Back in August, Edmund Connelly wrote about a culture of corruption that pervades the Orthodox Jewish community in New York and New Jersey.  Solomon Dwek’s rabbi father renounced him after he informed on money laundering within the community as part of a plea bargain in his case of bank fraud. Now New reports that the feds are investigating Dwek’s charitable contributions. The basic scheme is to contribute to a Hassidic charity in order to get a tax write-off, but then receive kickbacks of up to 95% of the money from the charity. But it’s far wider than just Dwek: “In Los Angeles, more than 100 contributors to a Hasidic Jewish sect in Brooklyn are being investigated by the U.S Attorney for the Central District of California in connection with the same kind of kickbacks spelled out in the New Jersey cases.”

Those involved are often religious leaders and the wealthy:

A similar scheme led to federal charges in 2007 against the Grand Rabbi of Spinka, the spiritual leader of an Orthodox sect based in Brooklyn. Millions of dollars were contributed to Spinka organizations from donors who secretly got back up to 95 percent of their money — despite declaring all of it as charitable giving on their federal income taxes.

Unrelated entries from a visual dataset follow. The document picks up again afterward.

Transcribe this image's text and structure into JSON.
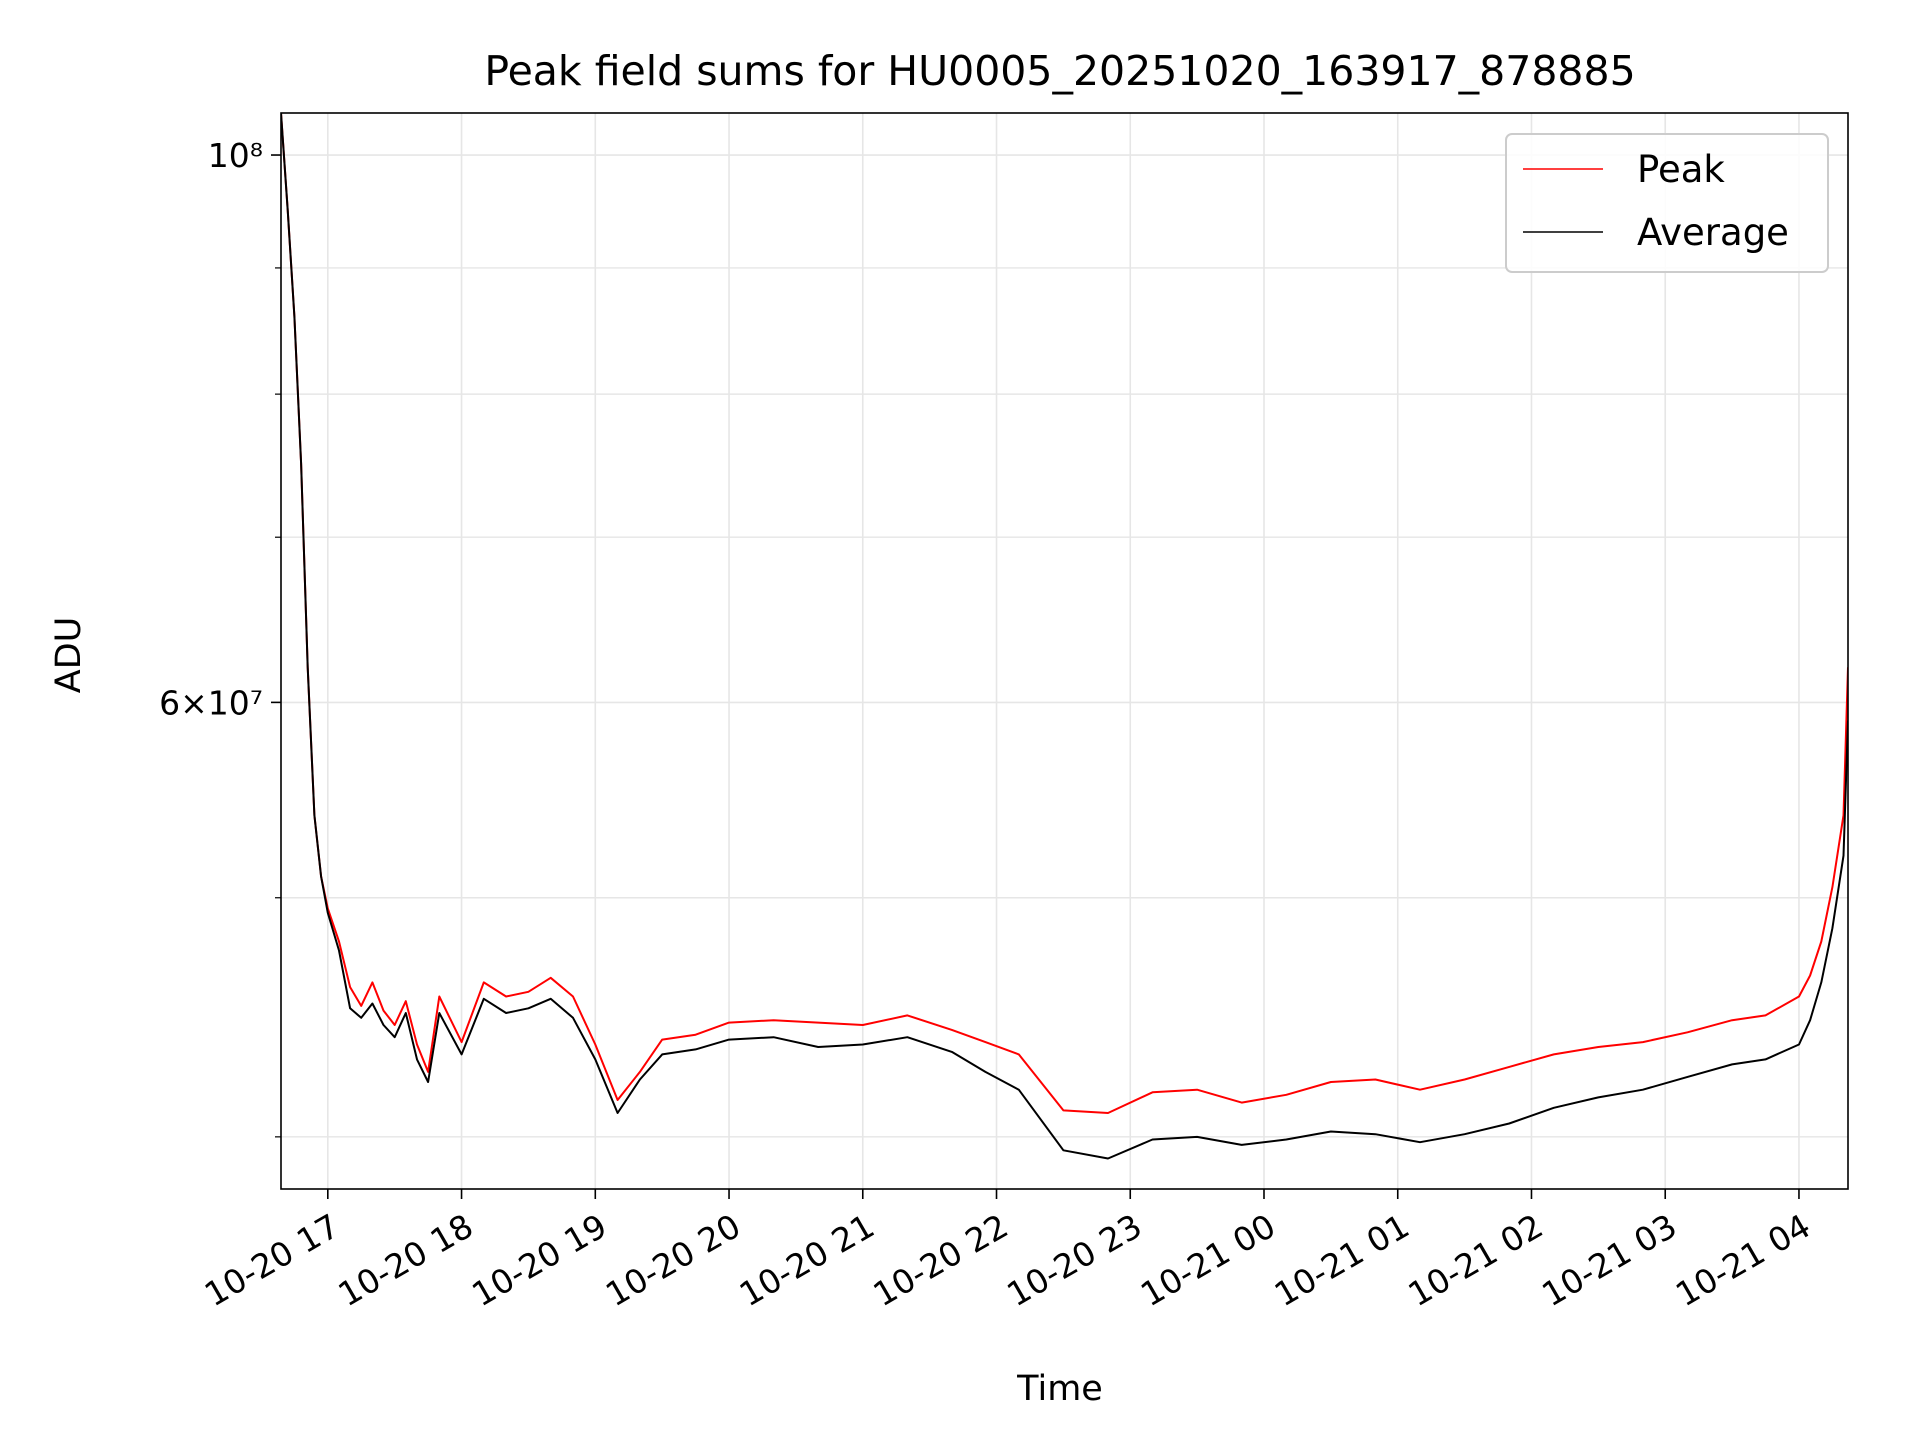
{
  "chart_data": {
    "type": "line",
    "title": "Peak field sums for HU0005_20251020_163917_878885",
    "xlabel": "Time",
    "ylabel": "ADU",
    "y_scale": "log",
    "grid": true,
    "legend_position": "top-right",
    "x_range": [
      "2025-10-20 16:39",
      "2025-10-21 04:22"
    ],
    "ylim": [
      38100000,
      104000000
    ],
    "x_ticks": [
      "10-20 17",
      "10-20 18",
      "10-20 19",
      "10-20 20",
      "10-20 21",
      "10-20 22",
      "10-20 23",
      "10-21 00",
      "10-21 01",
      "10-21 02",
      "10-21 03",
      "10-21 04"
    ],
    "x_tick_times": [
      "2025-10-20 17:00",
      "2025-10-20 18:00",
      "2025-10-20 19:00",
      "2025-10-20 20:00",
      "2025-10-20 21:00",
      "2025-10-20 22:00",
      "2025-10-20 23:00",
      "2025-10-21 00:00",
      "2025-10-21 01:00",
      "2025-10-21 02:00",
      "2025-10-21 03:00",
      "2025-10-21 04:00"
    ],
    "y_tick_values": [
      100000000,
      60000000
    ],
    "y_minor_tick_values": [
      40000000,
      50000000,
      70000000,
      80000000,
      90000000
    ],
    "series": [
      {
        "name": "Peak",
        "color": "#ff0000",
        "x": [
          "2025-10-20 16:39",
          "2025-10-20 16:42",
          "2025-10-20 16:45",
          "2025-10-20 16:48",
          "2025-10-20 16:51",
          "2025-10-20 16:54",
          "2025-10-20 16:57",
          "2025-10-20 17:00",
          "2025-10-20 17:05",
          "2025-10-20 17:10",
          "2025-10-20 17:15",
          "2025-10-20 17:20",
          "2025-10-20 17:25",
          "2025-10-20 17:30",
          "2025-10-20 17:35",
          "2025-10-20 17:40",
          "2025-10-20 17:45",
          "2025-10-20 17:50",
          "2025-10-20 18:00",
          "2025-10-20 18:10",
          "2025-10-20 18:20",
          "2025-10-20 18:30",
          "2025-10-20 18:40",
          "2025-10-20 18:50",
          "2025-10-20 19:00",
          "2025-10-20 19:10",
          "2025-10-20 19:20",
          "2025-10-20 19:30",
          "2025-10-20 19:45",
          "2025-10-20 20:00",
          "2025-10-20 20:20",
          "2025-10-20 20:40",
          "2025-10-20 21:00",
          "2025-10-20 21:20",
          "2025-10-20 21:40",
          "2025-10-20 21:55",
          "2025-10-20 22:10",
          "2025-10-20 22:30",
          "2025-10-20 22:50",
          "2025-10-20 23:10",
          "2025-10-20 23:30",
          "2025-10-20 23:50",
          "2025-10-21 00:10",
          "2025-10-21 00:30",
          "2025-10-21 00:50",
          "2025-10-21 01:10",
          "2025-10-21 01:30",
          "2025-10-21 01:50",
          "2025-10-21 02:10",
          "2025-10-21 02:30",
          "2025-10-21 02:50",
          "2025-10-21 03:10",
          "2025-10-21 03:30",
          "2025-10-21 03:45",
          "2025-10-21 04:00",
          "2025-10-21 04:05",
          "2025-10-21 04:10",
          "2025-10-21 04:15",
          "2025-10-21 04:20",
          "2025-10-21 04:22"
        ],
        "y": [
          104000000,
          95000000,
          86000000,
          75000000,
          62000000,
          54000000,
          51000000,
          49500000,
          48000000,
          46000000,
          45200000,
          46200000,
          45000000,
          44400000,
          45400000,
          43600000,
          42500000,
          45600000,
          43700000,
          46200000,
          45600000,
          45800000,
          46400000,
          45600000,
          43600000,
          41400000,
          42500000,
          43800000,
          44000000,
          44500000,
          44600000,
          44500000,
          44400000,
          44800000,
          44200000,
          43700000,
          43200000,
          41000000,
          40900000,
          41700000,
          41800000,
          41300000,
          41600000,
          42100000,
          42200000,
          41800000,
          42200000,
          42700000,
          43200000,
          43500000,
          43700000,
          44100000,
          44600000,
          44800000,
          45600000,
          46500000,
          48000000,
          50500000,
          54000000,
          62000000
        ]
      },
      {
        "name": "Average",
        "color": "#000000",
        "x": [
          "2025-10-20 16:39",
          "2025-10-20 16:42",
          "2025-10-20 16:45",
          "2025-10-20 16:48",
          "2025-10-20 16:51",
          "2025-10-20 16:54",
          "2025-10-20 16:57",
          "2025-10-20 17:00",
          "2025-10-20 17:05",
          "2025-10-20 17:10",
          "2025-10-20 17:15",
          "2025-10-20 17:20",
          "2025-10-20 17:25",
          "2025-10-20 17:30",
          "2025-10-20 17:35",
          "2025-10-20 17:40",
          "2025-10-20 17:45",
          "2025-10-20 17:50",
          "2025-10-20 18:00",
          "2025-10-20 18:10",
          "2025-10-20 18:20",
          "2025-10-20 18:30",
          "2025-10-20 18:40",
          "2025-10-20 18:50",
          "2025-10-20 19:00",
          "2025-10-20 19:10",
          "2025-10-20 19:20",
          "2025-10-20 19:30",
          "2025-10-20 19:45",
          "2025-10-20 20:00",
          "2025-10-20 20:20",
          "2025-10-20 20:40",
          "2025-10-20 21:00",
          "2025-10-20 21:20",
          "2025-10-20 21:40",
          "2025-10-20 21:55",
          "2025-10-20 22:10",
          "2025-10-20 22:30",
          "2025-10-20 22:50",
          "2025-10-20 23:10",
          "2025-10-20 23:30",
          "2025-10-20 23:50",
          "2025-10-21 00:10",
          "2025-10-21 00:30",
          "2025-10-21 00:50",
          "2025-10-21 01:10",
          "2025-10-21 01:30",
          "2025-10-21 01:50",
          "2025-10-21 02:10",
          "2025-10-21 02:30",
          "2025-10-21 02:50",
          "2025-10-21 03:10",
          "2025-10-21 03:30",
          "2025-10-21 03:45",
          "2025-10-21 04:00",
          "2025-10-21 04:05",
          "2025-10-21 04:10",
          "2025-10-21 04:15",
          "2025-10-21 04:20",
          "2025-10-21 04:22"
        ],
        "y": [
          104000000,
          95000000,
          86000000,
          75000000,
          62000000,
          54000000,
          51000000,
          49300000,
          47600000,
          45100000,
          44700000,
          45300000,
          44400000,
          43900000,
          44900000,
          43000000,
          42100000,
          44900000,
          43200000,
          45500000,
          44900000,
          45100000,
          45500000,
          44700000,
          43000000,
          40900000,
          42200000,
          43200000,
          43400000,
          43800000,
          43900000,
          43500000,
          43600000,
          43900000,
          43300000,
          42500000,
          41800000,
          39500000,
          39200000,
          39900000,
          40000000,
          39700000,
          39900000,
          40200000,
          40100000,
          39800000,
          40100000,
          40500000,
          41100000,
          41500000,
          41800000,
          42300000,
          42800000,
          43000000,
          43600000,
          44600000,
          46200000,
          48600000,
          52000000,
          59000000
        ]
      }
    ]
  }
}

Grand Rabbi Naftali Tzi Weisz, 61, of Brooklyn pleaded guilty earlier this year in Los Angeles, where the case was prosecuted, and is awaiting sentencing.

One of the contributors to the Spinka charities, David Hager, 55, of Los Angeles, was sentenced earlier this year to six months in federal prison after pleading to two counts of tax evasion. He was accused of claiming deductions for contributions that had been reimbursed at a rate of 90 cents for every dollar he donated.

Hager was worth over $400 million, according to court records.